Se Kafka vivesse hoje, escreveria um conto no qual nós, acadêmicos,
seríamos representados como ratos aterrorizados pela grande ratazana
"empoderada" (essa palavra horrível que alguém inventou em alguma noite
em que vomitava continuamente...), rainha de todos os burocratas, seres
nascidos para tornar qualquer criatividade real inviável.

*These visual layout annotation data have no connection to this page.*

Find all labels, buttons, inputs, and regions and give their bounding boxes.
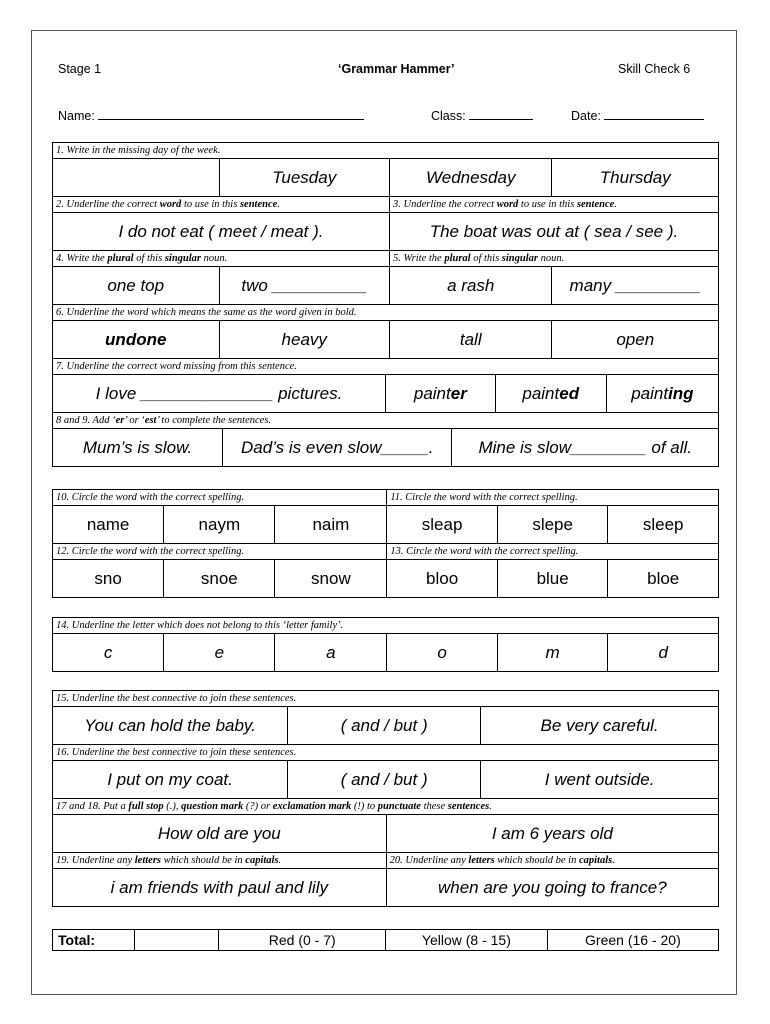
q7-instruction: 7. Underline the correct word missing from this sentence.	[53, 359, 719, 375]
q18-sentence[interactable]: I am 6 years old	[386, 815, 718, 853]
q13-option[interactable]: blue	[497, 560, 608, 598]
q17-sentence[interactable]: How old are you	[53, 815, 387, 853]
q14-letter[interactable]: o	[387, 634, 498, 672]
date-field[interactable]	[571, 108, 704, 123]
q19-sentence[interactable]: i am friends with paul and lily	[53, 869, 387, 907]
q1-day: Wednesday	[389, 159, 552, 197]
worksheet-title: ‘Grammar Hammer’	[338, 62, 455, 76]
q8-row	[53, 429, 719, 467]
section-questions-10-13	[52, 489, 719, 598]
q6-option[interactable]: heavy	[219, 321, 389, 359]
q5-singular: a rash	[389, 267, 552, 305]
q3-sentence[interactable]: The boat was out at ( sea / see ).	[389, 213, 718, 251]
q6-instruction: 6. Underline the word which means the same as the word given in bold.	[53, 305, 719, 321]
q1-day: Thursday	[552, 159, 719, 197]
q10-option[interactable]: naim	[275, 506, 387, 544]
q6-option[interactable]: open	[552, 321, 719, 359]
q17-instruction: 17 and 18. Put a full stop (.), question mark (?) or exclamation mark (!) to punctuate these sentences.	[53, 799, 719, 815]
q3-instruction: 3. Underline the correct word to use in this sentence.	[389, 197, 718, 213]
total-row	[52, 929, 719, 951]
stage-label: Stage 1	[58, 62, 102, 76]
q10-option[interactable]: name	[53, 506, 164, 544]
q14-instruction: 14. Underline the letter which does not belong to this ‘letter family’.	[53, 618, 719, 634]
q9-sentence[interactable]: Mine is slow________ of all.	[478, 437, 693, 457]
q10-option[interactable]: naym	[164, 506, 275, 544]
q8-instruction: 8 and 9. Add ‘er’ or ‘est’ to complete the sentences.	[53, 413, 719, 429]
q5-answer[interactable]: many _________	[552, 267, 719, 305]
q16-instruction: 16. Underline the best connective to join these sentences.	[53, 745, 719, 761]
q1-answer-cell[interactable]	[53, 159, 220, 197]
q1-instruction: 1. Write in the missing day of the week.	[53, 143, 719, 159]
q14-letter[interactable]: d	[608, 634, 719, 672]
q11-instruction: 11. Circle the word with the correct spelling.	[387, 490, 719, 506]
q4-answer[interactable]: two __________	[219, 267, 389, 305]
q10-instruction: 10. Circle the word with the correct spelling.	[53, 490, 387, 506]
q12-option[interactable]: snow	[275, 560, 387, 598]
q2-instruction: 2. Underline the correct word to use in this sentence.	[53, 197, 390, 213]
class-label: Class:	[431, 109, 466, 123]
section-question-14	[52, 617, 719, 672]
skill-check-label: Skill Check 6	[618, 62, 691, 76]
q11-option[interactable]: sleep	[608, 506, 719, 544]
q7-row	[53, 375, 719, 413]
q14-letter[interactable]: e	[164, 634, 275, 672]
section-questions-15-20	[52, 690, 719, 907]
q13-option[interactable]: bloe	[608, 560, 719, 598]
q12-option[interactable]: snoe	[164, 560, 275, 598]
q4-instruction: 4. Write the plural of this singular noun.	[53, 251, 390, 267]
q6-given-word: undone	[53, 321, 220, 359]
q8-sentence: Mum’s is slow.	[53, 429, 223, 466]
q14-letter[interactable]: c	[53, 634, 164, 672]
q15-sentence: You can hold the baby.	[53, 707, 288, 745]
q11-option[interactable]: sleap	[387, 506, 498, 544]
q7-sentence[interactable]: I love ______________ pictures.	[53, 375, 386, 412]
q15-instruction: 15. Underline the best connective to join these sentences.	[53, 691, 719, 707]
class-field[interactable]	[431, 108, 533, 123]
section-questions-1-9	[52, 142, 719, 467]
q12-instruction: 12. Circle the word with the correct spelling.	[53, 544, 387, 560]
band-yellow: Yellow (8 - 15)	[385, 930, 547, 951]
q7-option[interactable]: painting	[631, 383, 694, 403]
q15-connective[interactable]: ( and / but )	[288, 707, 481, 745]
class-line	[469, 108, 533, 120]
q5-instruction: 5. Write the plural of this singular noun.	[389, 251, 718, 267]
q16-connective[interactable]: ( and / but )	[288, 761, 481, 799]
q12-option[interactable]: sno	[53, 560, 164, 598]
q13-instruction: 13. Circle the word with the correct spelling.	[387, 544, 719, 560]
q7-option[interactable]: painter	[386, 375, 496, 412]
q13-option[interactable]: bloo	[387, 560, 498, 598]
name-line	[98, 108, 364, 120]
q19-instruction: 19. Underline any letters which should be in capitals.	[53, 853, 387, 869]
total-score-cell[interactable]	[134, 930, 219, 951]
q11-option[interactable]: slepe	[497, 506, 608, 544]
band-red: Red (0 - 7)	[219, 930, 386, 951]
q16-sentence: I put on my coat.	[53, 761, 288, 799]
q7-option[interactable]: painted	[495, 375, 606, 412]
band-green: Green (16 - 20)	[547, 930, 718, 951]
q14-letter[interactable]: a	[275, 634, 387, 672]
q6-option[interactable]: tall	[389, 321, 552, 359]
q20-sentence[interactable]: when are you going to france?	[386, 869, 718, 907]
q15-sentence: Be very careful.	[481, 707, 719, 745]
name-label: Name:	[58, 109, 95, 123]
date-line	[604, 108, 704, 120]
q16-sentence: I went outside.	[481, 761, 719, 799]
q20-instruction: 20. Underline any letters which should be in capitals.	[386, 853, 718, 869]
name-field[interactable]	[58, 108, 364, 123]
q2-sentence[interactable]: I do not eat ( meet / meat ).	[53, 213, 390, 251]
total-label: Total:	[53, 930, 135, 951]
q14-letter[interactable]: m	[497, 634, 608, 672]
q8-sentence[interactable]: Dad’s is even slow_____.	[223, 429, 452, 466]
date-label: Date:	[571, 109, 601, 123]
q4-singular: one top	[53, 267, 220, 305]
q1-day: Tuesday	[219, 159, 389, 197]
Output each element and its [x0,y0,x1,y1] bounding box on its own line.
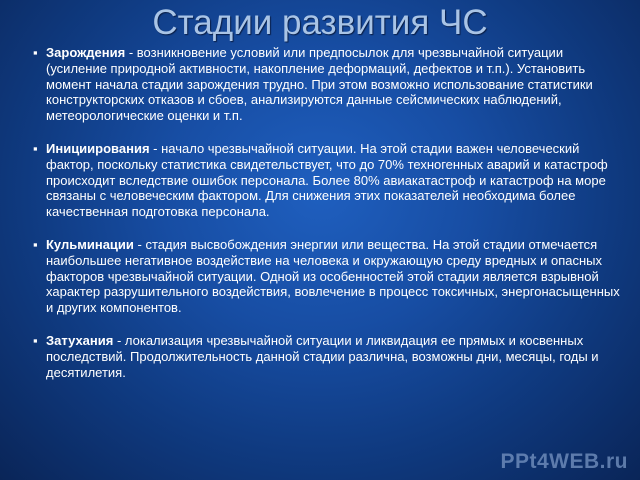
stage-description: - возникновение условий или предпосылок для чрезвычайной ситуации (усиление природной активности, накопление деформаций, дефектов и т.п.). Установить момент начала стадии зарождения трудно. При этом возможно использование статистики конструкторских отказов и сбоев, анализируются данные сейсмических наблюдений, метеорологические оценки и т.п. [46,45,593,124]
list-item-attenuation [33,332,624,380]
watermark-logo: PPt4WEB.ru [500,450,628,473]
stage-term: Затухания [46,332,114,348]
stage-term: Кульминации [46,236,134,252]
bullet-icon: ▪ [33,236,38,252]
stage-description: - стадия высвобождения энергии или вещества. На этой стадии отмечается наибольшее негативное воздействие на человека и окружающую среду вредных и опасных факторов чрезвычайной ситуации. Одной из особенностей этой стадии является взрывной характер разрушительного воздействия, вовлечение в процесс токсичных, энергонасыщенных и других компонентов. [46,236,620,316]
stage-term: Инициирования [46,140,150,156]
stage-term: Зарождения [46,45,126,60]
stages-list [33,45,624,397]
list-item-culmination [33,236,624,316]
bullet-icon: ▪ [33,45,38,60]
list-item-initiation [33,140,624,220]
list-item-origin [33,45,624,124]
bullet-icon: ▪ [33,140,38,156]
stage-description: - начало чрезвычайной ситуации. На этой стадии важен человеческий фактор, поскольку статистика свидетельствует, что до 70% техногенных аварий и катастроф происходит вследствие ошибок персонала. Более 80% авиакатастроф и катастроф на море связаны с человеческим фактором. Для снижения этих показателей необходима более качественная подготовка персонала. [46,140,608,220]
slide-title: Стадии развития ЧС [152,3,488,42]
stage-description: - локализация чрезвычайной ситуации и ликвидация ее прямых и косвенных последствий. Продолжительность данной стадии различна, возможны дни, месяцы, годы и десятилетия. [46,332,599,380]
bullet-icon: ▪ [33,332,38,348]
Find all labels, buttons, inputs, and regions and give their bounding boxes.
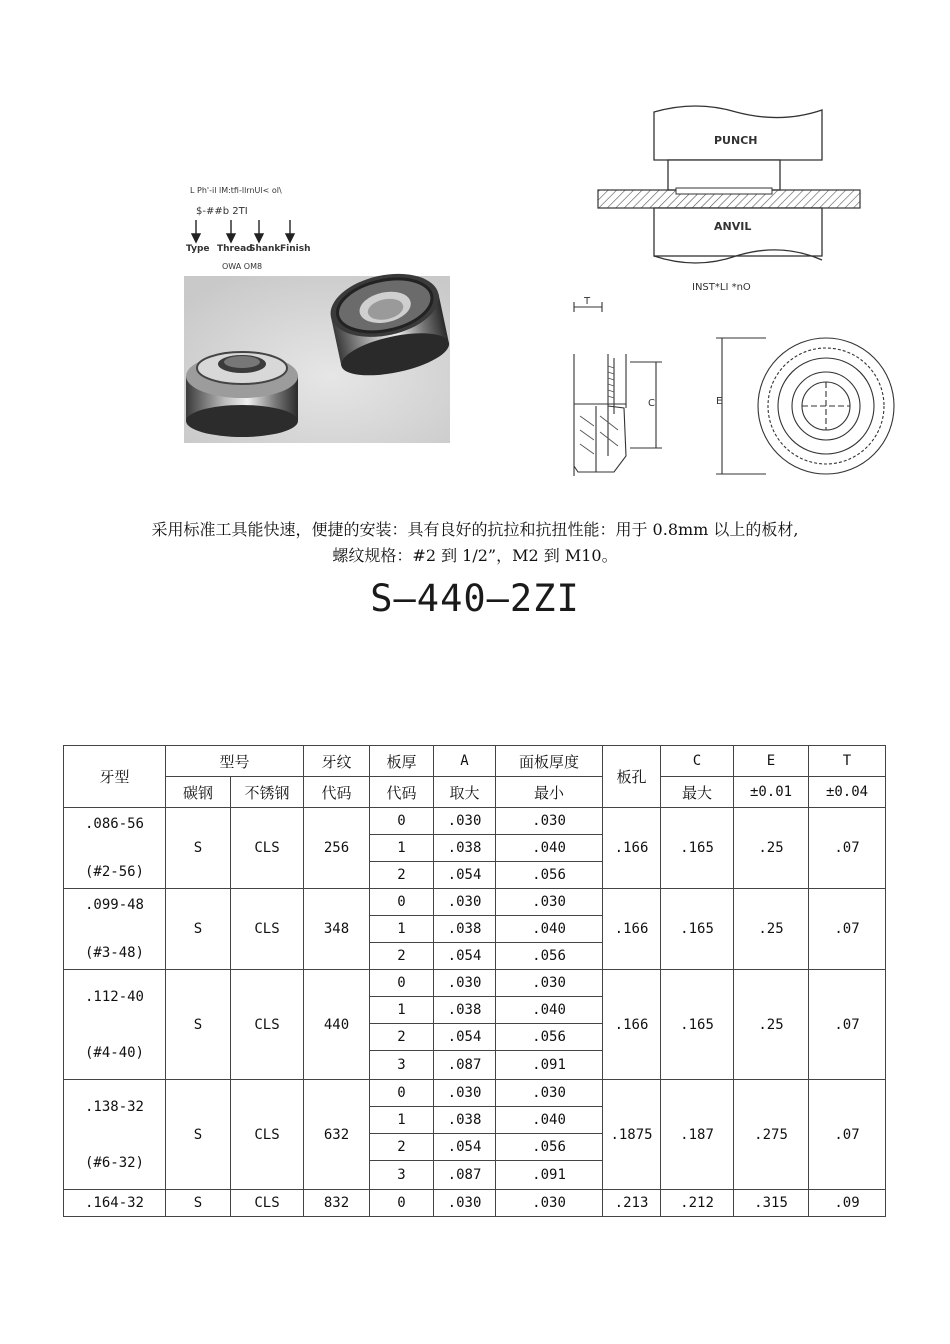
product-photo	[184, 186, 450, 443]
sheet-code-cell: 2	[370, 1024, 434, 1051]
thread-cell	[64, 808, 166, 889]
header-row-2	[64, 777, 886, 808]
thread-code-cell: 832	[304, 1190, 370, 1217]
carbon-cell: S	[166, 1080, 231, 1190]
a-max-cell: .054	[434, 1134, 496, 1161]
installation-diagram	[596, 100, 862, 292]
arrow-label-shank: Shank	[249, 244, 281, 254]
a-max-cell: .030	[434, 1190, 496, 1217]
thread-size: .138-32	[84, 1098, 144, 1115]
thread-alt: (#2-56)	[84, 864, 144, 880]
header-stainless: 不锈钢	[231, 777, 304, 808]
panel-min-cell: .040	[496, 835, 603, 862]
thread-code-cell: 256	[304, 808, 370, 889]
header-model: 型号	[166, 746, 304, 777]
panel-min-cell: .030	[496, 889, 603, 916]
stainless-cell: CLS	[231, 1190, 304, 1217]
header-panel-1: 面板厚度	[496, 746, 603, 777]
e-cell: .315	[734, 1190, 809, 1217]
thread-size: .099-48	[84, 897, 144, 913]
header-t-2: ±0.04	[809, 777, 886, 808]
thread-alt: (#3-48)	[84, 945, 144, 961]
table-row	[64, 808, 886, 835]
t-cell: .09	[809, 1190, 886, 1217]
thread-alt: (#4-40)	[84, 1044, 144, 1061]
a-max-cell: .087	[434, 1051, 496, 1080]
thread-cell	[64, 970, 166, 1080]
hole-cell: .166	[603, 889, 661, 970]
header-t-1: T	[809, 746, 886, 777]
hole-cell: .166	[603, 970, 661, 1080]
e-cell: .25	[734, 970, 809, 1080]
header-c-1: C	[661, 746, 734, 777]
sheet-code-cell: 0	[370, 808, 434, 835]
panel-min-cell: .056	[496, 862, 603, 889]
panel-min-cell: .056	[496, 1024, 603, 1051]
panel-min-cell: .030	[496, 1080, 603, 1107]
hole-cell: .166	[603, 808, 661, 889]
dim-e-label: E	[716, 396, 723, 407]
sheet-code-cell: 0	[370, 1080, 434, 1107]
arrow-label-type: Type	[186, 244, 210, 254]
sheet-code-cell: 2	[370, 1134, 434, 1161]
description-line-1: 采用标准工具能快速，便捷的安装：具有良好的抗拉和抗扭性能：用于 0.8mm 以上的板材,	[151, 520, 799, 539]
thread-alt: (#6-32)	[84, 1154, 144, 1171]
carbon-cell: S	[166, 1190, 231, 1217]
sheet-code-cell: 2	[370, 862, 434, 889]
header-c-2: 最大	[661, 777, 734, 808]
stainless-cell: CLS	[231, 889, 304, 970]
a-max-cell: .038	[434, 835, 496, 862]
anvil-label: ANVIL	[714, 220, 752, 233]
panel-min-cell: .091	[496, 1051, 603, 1080]
c-max-cell: .165	[661, 808, 734, 889]
dim-c-label: C	[648, 398, 655, 409]
hole-cell: .1875	[603, 1080, 661, 1190]
description-line-2: 螺纹规格：#2 到 1/2”，M2 到 M10。	[332, 546, 618, 565]
header-sheet-code-1: 板厚	[370, 746, 434, 777]
hole-cell: .213	[603, 1190, 661, 1217]
header-sheet-code-2: 代码	[370, 777, 434, 808]
panel-min-cell: .030	[496, 1190, 603, 1217]
t-cell: .07	[809, 970, 886, 1080]
thread-size: .164-32	[64, 1190, 166, 1217]
a-max-cell: .030	[434, 1080, 496, 1107]
stainless-cell: CLS	[231, 808, 304, 889]
punch-label: PUNCH	[714, 134, 758, 147]
figure-caption-bottom: OWA OM8	[222, 262, 263, 271]
carbon-cell: S	[166, 808, 231, 889]
thread-cell	[64, 889, 166, 970]
carbon-cell: S	[166, 970, 231, 1080]
panel-min-cell: .040	[496, 916, 603, 943]
sheet-code-cell: 1	[370, 997, 434, 1024]
dimension-drawing	[566, 296, 896, 480]
t-cell: .07	[809, 808, 886, 889]
sheet-code-cell: 0	[370, 889, 434, 916]
sheet-code-cell: 0	[370, 970, 434, 997]
t-cell: .07	[809, 1080, 886, 1190]
table-row	[64, 970, 886, 997]
spec-table	[63, 745, 886, 1217]
table-row	[64, 889, 886, 916]
e-cell: .25	[734, 889, 809, 970]
carbon-cell: S	[166, 889, 231, 970]
a-max-cell: .030	[434, 808, 496, 835]
panel-min-cell: .056	[496, 943, 603, 970]
thread-code-cell: 632	[304, 1080, 370, 1190]
stainless-cell: CLS	[231, 970, 304, 1080]
header-carbon-steel: 碳钢	[166, 777, 231, 808]
sheet-code-cell: 0	[370, 1190, 434, 1217]
install-caption: INST*LI *nO	[692, 282, 751, 293]
thread-size: .086-56	[84, 816, 144, 832]
thread-code-cell: 348	[304, 889, 370, 970]
c-max-cell: .212	[661, 1190, 734, 1217]
e-cell: .25	[734, 808, 809, 889]
c-max-cell: .165	[661, 970, 734, 1080]
sheet-code-cell: 1	[370, 835, 434, 862]
part-number-title: S—440—2ZI	[370, 577, 580, 620]
header-row-1	[64, 746, 886, 777]
header-thread-code-1: 牙纹	[304, 746, 370, 777]
a-max-cell: .087	[434, 1161, 496, 1190]
c-max-cell: .165	[661, 889, 734, 970]
panel-min-cell: .040	[496, 1107, 603, 1134]
thread-code-cell: 440	[304, 970, 370, 1080]
a-max-cell: .054	[434, 943, 496, 970]
panel-min-cell: .030	[496, 970, 603, 997]
figure-caption-top: L Ph'-il lM:tfi-llrnUl< ol\	[190, 186, 282, 195]
table-row	[64, 1190, 886, 1217]
t-cell: .07	[809, 889, 886, 970]
a-max-cell: .038	[434, 997, 496, 1024]
thread-cell	[64, 1080, 166, 1190]
thread-size: .112-40	[84, 988, 144, 1005]
header-panel-2: 最小	[496, 777, 603, 808]
arrow-label-thread: Thread	[217, 244, 253, 254]
stainless-cell: CLS	[231, 1080, 304, 1190]
a-max-cell: .038	[434, 916, 496, 943]
figure-code-line: $-##b 2TI	[196, 206, 248, 217]
header-e-2: ±0.01	[734, 777, 809, 808]
sheet-code-cell: 3	[370, 1161, 434, 1190]
a-max-cell: .054	[434, 1024, 496, 1051]
sheet-code-cell: 1	[370, 1107, 434, 1134]
a-max-cell: .038	[434, 1107, 496, 1134]
sheet-code-cell: 1	[370, 916, 434, 943]
header-a-2: 取大	[434, 777, 496, 808]
e-cell: .275	[734, 1080, 809, 1190]
dim-t-label: T	[584, 296, 591, 307]
c-max-cell: .187	[661, 1080, 734, 1190]
header-hole: 板孔	[603, 746, 661, 808]
header-a-1: A	[434, 746, 496, 777]
header-e-1: E	[734, 746, 809, 777]
panel-min-cell: .030	[496, 808, 603, 835]
a-max-cell: .054	[434, 862, 496, 889]
table-row	[64, 1080, 886, 1107]
panel-min-cell: .040	[496, 997, 603, 1024]
sheet-code-cell: 2	[370, 943, 434, 970]
header-thread-code-2: 代码	[304, 777, 370, 808]
header-thread-type: 牙型	[64, 746, 166, 808]
a-max-cell: .030	[434, 970, 496, 997]
a-max-cell: .030	[434, 889, 496, 916]
panel-min-cell: .056	[496, 1134, 603, 1161]
sheet-code-cell: 3	[370, 1051, 434, 1080]
arrow-label-finish: Finish	[280, 244, 311, 254]
panel-min-cell: .091	[496, 1161, 603, 1190]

A
originalidade é perseguida a pauladas nos corredores das universidades.
O aluno é a variável menor porque ele não "conta" ponto nenhum para a
Capes (Coordenação de Aperfeiçoamento de Pessoal de Nível Superior),
apenas como médias quantitativas que medem a rapidez com a qual
mestrados e doutorados são concluídos.
Se for uma universidade pública, então, em que o salário não depende
do número de orientandos e de alunos em sua disciplina, o aluno é menos
importante do que banheiros limpos. Se for numa privada, ele contará, é
claro, nos contratos dos professores como números que garantem
salários. E só.
E o aluno, como todo miserável numa cadeia alimentar em que é a
parte mais fraca, sonha virar predador: submete-se ao matadouro porque
quer passar em algum concurso. Mas, se quiser, trate de arranjar alguém
que manipule uma banca a seu favor. Além, claro, de atender às
exigências da ratazana rainha.
Todo professor sabe que deve correr atrás de pontuar nos relatórios
porque, inclusive, se não o fizer, derruba a nota do seu departamento, e
isso será punido das mais diversas formas. Você até pode dar uma aula
medíocre, repetindo conteúdos ou fazendo o aluno dar seminários no seu
lugar. Isso em nada impacta a "produtividade". A ratazana rainha só
enxerga números.
Mas ainda é possível pensar a educação a sério. Livros como o da
jornalista Amanda Ripley "As Crianças Mais Inteligentes do Mundo e como
Elas Chegaram Lá", do selo editorial Três Estrelas, do Grupo Folha,
mostra que, no ensino médio, nem sempre quantidades implicam qualidades
(vale muito a pena ler esse livro se você está interessado em superar
as bobagens de autoajuda e as tecnobobagens aplicadas à educação, na
moda aqui no Brasil). Ainda que o livro se ocupe do ensino médio, ele
pode servir de luz para o tema em geral.
Espero que um dia superemos esse paradigma vazio das "listas qualis"
que, na realidade, aferem nada, em termos de conteúdo, do que significa
a relação com a formação do aluno. Por quê? Simples: porque, mesmo que
publiquemos muito segundo parâmetros qualis', a qualidade do ensino de
pós-graduação no Brasil é cada vez mais burocrática.
O problema é que ficamos tão atolados com medo dos relatórios
contínuos (todas as plataformas X, Y e Z) que pouco importa o desejo de
conhecimento dos alunos. Sei: cometi um pecado romântico ao dizer isso. A
produção na universidade é industrial do tipo salsichas. Puro
capitalismo chinês. E capitalismo chinês é assim: TVs, carros baratos e
gente estúpida, correndo da ratazana devoradora de almas.
P.S.: na semana passada, como disse, suspeitava de que o nome da
entrevista de Freud sobre seu desinteresse acerca da vida após a morte
não fosse "A Transitoriedade" que é, na verdade, um texto dele mesmo
sobre a impermanência das coisas (que era o tema mesmo de que tratava a
coluna). Uma amiga psicanalista me mandou a referência precisa: "O valor da vida. Uma entrevista rara de Freud". Nessa entrevista, dada em 1926 ao jornalista George Sylvester Viereck, ele diz precisamente o seguinte: "Estou muito mais interessado neste botão do que no que possa me acontecer depois que estiver morto". Amém, digo eu.